テレビ/ラジオを自由気ままに楽しむためのレビュー・感想おもちゃ箱、あるいは思考遊戯場

『アメトーーク!』2012/6/7放送回~時に百見は一聞にしかず~

今回のくくりは『師匠サミット』。といっても師匠によるサミットではなく、師匠(的ポジションの人)たちの逸話を語るサミットなので、出場者はサバンナ高橋、ナイツ、TKOら若手というほどでもない中堅芸人の面々。彼ら中堅芸人が、テレビではまったく観たことのない(あるいはときどき見かける程度の)超ベテラン劇場芸人たちの話をするという、何とも華のない企画。

しかしこれが思いのほか面白い。知らないおっさんおばはんの話をしてるだけなのだが。

人間歳を取るにつれ、それまで生きてきた中で修正されなかった部分が灰汁のようにブクブクと浮き上がってきて凝り固まり、それが偏屈な性格や意味不明な言動につながる傾向がある。若い頃のやんちゃなんてのは、周囲の視線を気にしている分まだ可愛いもんで、歳を取って「自分基準」がすっかり確立してしまうと、もう周りに自分を合わせようがなくなってくるようだ。

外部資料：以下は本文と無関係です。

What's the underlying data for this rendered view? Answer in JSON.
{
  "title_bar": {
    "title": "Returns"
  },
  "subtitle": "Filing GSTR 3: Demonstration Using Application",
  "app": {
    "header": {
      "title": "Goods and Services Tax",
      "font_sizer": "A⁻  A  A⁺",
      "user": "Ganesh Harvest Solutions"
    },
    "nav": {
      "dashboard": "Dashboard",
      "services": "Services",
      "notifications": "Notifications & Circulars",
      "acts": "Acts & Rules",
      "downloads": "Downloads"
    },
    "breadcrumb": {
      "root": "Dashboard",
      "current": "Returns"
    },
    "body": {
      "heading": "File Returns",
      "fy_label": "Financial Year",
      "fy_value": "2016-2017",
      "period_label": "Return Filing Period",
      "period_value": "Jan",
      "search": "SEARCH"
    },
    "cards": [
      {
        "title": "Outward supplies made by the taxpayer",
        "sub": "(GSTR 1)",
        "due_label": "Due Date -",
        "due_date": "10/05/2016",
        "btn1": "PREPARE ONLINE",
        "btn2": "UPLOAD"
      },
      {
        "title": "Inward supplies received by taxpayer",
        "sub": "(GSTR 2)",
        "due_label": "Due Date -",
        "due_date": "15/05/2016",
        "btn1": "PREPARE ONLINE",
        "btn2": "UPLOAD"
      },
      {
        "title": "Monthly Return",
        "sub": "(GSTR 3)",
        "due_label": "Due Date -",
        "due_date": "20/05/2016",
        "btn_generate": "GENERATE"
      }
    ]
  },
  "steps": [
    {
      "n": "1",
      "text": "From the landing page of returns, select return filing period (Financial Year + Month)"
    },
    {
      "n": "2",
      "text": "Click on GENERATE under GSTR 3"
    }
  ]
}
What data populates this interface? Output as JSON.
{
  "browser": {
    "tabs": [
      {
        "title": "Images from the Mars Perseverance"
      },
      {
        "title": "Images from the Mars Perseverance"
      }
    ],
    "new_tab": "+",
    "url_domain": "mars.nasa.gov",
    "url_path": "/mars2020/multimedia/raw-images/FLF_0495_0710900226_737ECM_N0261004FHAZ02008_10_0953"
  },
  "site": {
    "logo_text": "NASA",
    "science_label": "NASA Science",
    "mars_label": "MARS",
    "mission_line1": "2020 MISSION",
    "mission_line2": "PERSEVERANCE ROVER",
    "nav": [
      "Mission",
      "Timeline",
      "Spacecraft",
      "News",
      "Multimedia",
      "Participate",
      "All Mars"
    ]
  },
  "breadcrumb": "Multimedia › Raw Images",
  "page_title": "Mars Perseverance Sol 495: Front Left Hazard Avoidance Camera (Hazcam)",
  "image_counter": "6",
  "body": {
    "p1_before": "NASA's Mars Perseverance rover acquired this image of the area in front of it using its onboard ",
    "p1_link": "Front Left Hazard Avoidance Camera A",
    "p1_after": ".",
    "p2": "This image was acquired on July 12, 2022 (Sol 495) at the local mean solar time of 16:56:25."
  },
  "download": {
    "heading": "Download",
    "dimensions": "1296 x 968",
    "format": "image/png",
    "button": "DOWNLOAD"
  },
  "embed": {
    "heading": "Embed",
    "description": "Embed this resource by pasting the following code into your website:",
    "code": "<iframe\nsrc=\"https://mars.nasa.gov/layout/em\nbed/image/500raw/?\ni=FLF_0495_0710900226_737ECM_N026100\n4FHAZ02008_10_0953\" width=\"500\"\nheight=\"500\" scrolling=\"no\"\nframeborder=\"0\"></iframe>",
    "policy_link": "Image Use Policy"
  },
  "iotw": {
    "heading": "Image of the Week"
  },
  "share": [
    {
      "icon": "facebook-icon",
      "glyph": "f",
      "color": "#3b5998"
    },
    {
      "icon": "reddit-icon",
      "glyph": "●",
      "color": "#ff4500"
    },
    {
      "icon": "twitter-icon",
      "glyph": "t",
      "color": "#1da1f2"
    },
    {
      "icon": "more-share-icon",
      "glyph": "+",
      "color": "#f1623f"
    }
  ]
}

それを「個性」と呼ぶことも可能だが、そんな偏屈は汎用性がなさすぎて、だからテレビでは使いにくい。だけどそんな扱いにくい個性も、直接ではなく間接的に、話者を通じてエピソードとして耳にするぶんには面白く、テレビでも充分に通用する。

ポイントは「本人との距離感」と、「話者の技術」ということになるだろうか。間違いなく、「話で聴いたときは面白かったが、本人に会ってみたら言うほどじゃなかった」という展開になるのは目に見えている。しかし逆に言えば、そこに「話」というものの面白さの多大な可能性が潜んでいるわけで、世のなか必ずしも「百聞は一見にしかず」とは限らない。実際に見たり体験したりするよりも、話で聴くだけのほうが面白くて幸せなこともある。

トーク番組やラジオの面白さの本質というものは、本来そういうものだろう。それはつまり、テレビやラジオが現実を越える可能性でもある。やたらロケに行って何かを体験レポートしたり、工場見学的映像を流したり、医者や弁護士など現実の職業をドラマの舞台にすることが、即リアリティにつながるという風潮は、あまりに浅薄で想像力に乏しい。

アメトーーク!』は開始当初からずっと、トークの可能性を開拓し続けている。その姿勢が何よりも頼もしい。